Anticholinesterase

Anticholinesterase

Uses and Action

Anticholinesterase drugs are typically administered during the time when spontaneous recovery from the neuromuscular blockade is occurring so that the effect of the pharmacologic antagonist adds to the rate of spontaneous recovery from the nondepolarizing NMBD. The acetylcholinesterase inhibitors; neostigmine, pyridostigmine, and edrophonium are used to reverse the effects of nondepolarizing muscle relaxants.

Anticholinesterase drugs, such as neostigmine, accelerate the already established pattern of spontaneous recovery at the neuromuscular junction by inhibiting the activity of acetylcholinesterase increase the concentration of acetylcholine at the nerve endings by inhibiting the breakdown of acetylcholine. Increased amounts of ACh in the region of the neuromuscular junction improve the chance that the ACh molecules will bind to the cholinergic receptors. This action alters the balance of the competition between ACh and a nondepolarizing NMBD in favor of the neurotransmitter (ACh) and restores neuromuscular transmission.

Careful consideration must be given to dosing these medications.

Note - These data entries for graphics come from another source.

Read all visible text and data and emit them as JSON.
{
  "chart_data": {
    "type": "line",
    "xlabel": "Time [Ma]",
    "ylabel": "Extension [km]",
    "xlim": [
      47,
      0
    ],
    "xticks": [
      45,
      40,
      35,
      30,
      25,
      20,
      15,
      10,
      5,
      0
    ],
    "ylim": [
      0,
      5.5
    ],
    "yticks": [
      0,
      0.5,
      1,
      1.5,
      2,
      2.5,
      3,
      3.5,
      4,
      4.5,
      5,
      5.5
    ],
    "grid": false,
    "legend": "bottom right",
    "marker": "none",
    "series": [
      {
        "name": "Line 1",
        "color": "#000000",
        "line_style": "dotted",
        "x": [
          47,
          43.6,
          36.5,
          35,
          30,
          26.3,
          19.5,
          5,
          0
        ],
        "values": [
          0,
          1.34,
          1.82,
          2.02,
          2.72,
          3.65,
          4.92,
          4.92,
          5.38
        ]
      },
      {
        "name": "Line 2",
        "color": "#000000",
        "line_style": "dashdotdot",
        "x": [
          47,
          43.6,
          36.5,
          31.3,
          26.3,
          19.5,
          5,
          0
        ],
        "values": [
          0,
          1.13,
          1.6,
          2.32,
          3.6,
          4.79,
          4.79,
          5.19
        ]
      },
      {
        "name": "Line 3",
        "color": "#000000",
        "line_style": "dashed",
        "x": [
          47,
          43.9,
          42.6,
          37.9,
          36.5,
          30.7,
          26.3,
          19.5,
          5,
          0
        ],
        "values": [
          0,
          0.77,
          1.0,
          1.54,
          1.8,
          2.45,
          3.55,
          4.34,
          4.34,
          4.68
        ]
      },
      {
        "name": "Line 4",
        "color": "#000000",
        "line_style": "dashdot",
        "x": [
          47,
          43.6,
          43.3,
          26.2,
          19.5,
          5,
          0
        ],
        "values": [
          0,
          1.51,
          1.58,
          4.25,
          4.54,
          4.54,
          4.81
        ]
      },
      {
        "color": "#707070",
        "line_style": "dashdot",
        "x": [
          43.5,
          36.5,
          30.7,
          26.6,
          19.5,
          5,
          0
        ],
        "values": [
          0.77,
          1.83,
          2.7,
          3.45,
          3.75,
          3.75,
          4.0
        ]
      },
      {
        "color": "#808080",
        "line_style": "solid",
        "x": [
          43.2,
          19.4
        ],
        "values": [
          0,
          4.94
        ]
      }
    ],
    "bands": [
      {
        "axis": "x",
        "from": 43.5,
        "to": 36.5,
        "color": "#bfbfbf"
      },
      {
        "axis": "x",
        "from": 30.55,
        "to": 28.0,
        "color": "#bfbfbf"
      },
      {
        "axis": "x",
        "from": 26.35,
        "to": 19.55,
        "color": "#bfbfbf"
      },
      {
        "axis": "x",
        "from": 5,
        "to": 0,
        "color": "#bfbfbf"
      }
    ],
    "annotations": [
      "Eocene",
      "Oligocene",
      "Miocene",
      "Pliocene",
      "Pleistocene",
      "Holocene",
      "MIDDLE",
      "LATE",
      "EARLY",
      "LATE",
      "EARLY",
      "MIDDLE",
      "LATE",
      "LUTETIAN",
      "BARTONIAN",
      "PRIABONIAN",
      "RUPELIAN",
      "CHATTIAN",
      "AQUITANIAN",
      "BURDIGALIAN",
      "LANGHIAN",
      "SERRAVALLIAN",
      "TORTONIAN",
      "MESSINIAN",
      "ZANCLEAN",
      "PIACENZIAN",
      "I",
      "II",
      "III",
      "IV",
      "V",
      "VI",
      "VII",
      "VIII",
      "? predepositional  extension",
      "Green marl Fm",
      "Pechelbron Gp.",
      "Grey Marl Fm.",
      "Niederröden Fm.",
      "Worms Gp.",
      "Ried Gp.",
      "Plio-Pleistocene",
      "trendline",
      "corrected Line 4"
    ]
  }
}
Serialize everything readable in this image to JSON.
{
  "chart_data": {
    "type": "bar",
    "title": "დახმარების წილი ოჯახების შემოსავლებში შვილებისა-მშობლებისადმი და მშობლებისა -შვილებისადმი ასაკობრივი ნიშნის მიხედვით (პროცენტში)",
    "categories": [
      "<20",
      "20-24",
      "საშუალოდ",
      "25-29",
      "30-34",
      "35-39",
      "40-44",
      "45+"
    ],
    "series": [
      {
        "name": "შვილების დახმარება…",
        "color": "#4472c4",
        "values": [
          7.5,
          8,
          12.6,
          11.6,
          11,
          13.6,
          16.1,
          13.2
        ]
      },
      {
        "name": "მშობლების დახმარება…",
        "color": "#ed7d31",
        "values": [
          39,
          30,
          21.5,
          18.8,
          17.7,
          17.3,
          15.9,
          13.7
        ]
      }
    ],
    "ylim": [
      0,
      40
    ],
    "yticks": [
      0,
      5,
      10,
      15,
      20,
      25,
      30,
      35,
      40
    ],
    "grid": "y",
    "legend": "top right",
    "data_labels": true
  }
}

If an overdose is given, the patient may develop a cholinergic crisis. Symptoms of cholinergic crisis include bradycardia, sweating, nausea, vomiting, bronchospasm, muscle weakness, and even paralysis. Treatment of this condition includes discontinuing the use of the reversal agents and administering atropine in a dose of 10 mcg/kg IV, every 3-5 minutes, until the symptoms stop.

Contraindications to Anticholinesterase

Should not be used in patients with an active case of peritonitis, bowel obstruction, or urinary tract obstruction.

Anticholinergic must be administered with atropine or glycopyrrolate to prevent severe bradycardia or cardiac arrest. Atropine or glycopyrrolate may be combined in the same syringe as neostigmine or pyridostigmine/edrophonium. Alternatively, you can administer atropine or glycopyrrolate first. Anticholinergics should be used cautiously in patients with a history of seizures, asthma, bradycardia, and abnormal heart rhythms.

Anticholinestrase Agents

Neostigmine: Neostigmine is used to reverse the effects of nondepolarizing muscle relaxants. Onset of action is 3 minutes. Duration of action is 40-60 minutes. It must be administered with atropine or severe bradycardia/cardiac arrest may occur. Site of clearance is liver.

Dose of neostigmine: Adults/children: 0.05 mg/kg of neostigmine (maximum dose is 5 mg) mixed with 0.015 mg/kg of atropine or glycopyrrolate 0.01 mg/kg.

Pyridostigmine

It is closely related to neostigmine. Pyridostigmine has a slower onset and longer duration of action when compared to neostigmine. Onset of action is 2-5 minutes. Duration of action is 90 minutes. Sites of clearance are liver and kidneys.

Dose of pyridostigmine: Adults/children: 0.25 mg/kg of pyridostigmine (maximum dose is 30 mg) mixed with 0.015 mg/kg of atropine or 0.01 mg/kg of glycopyrrolate.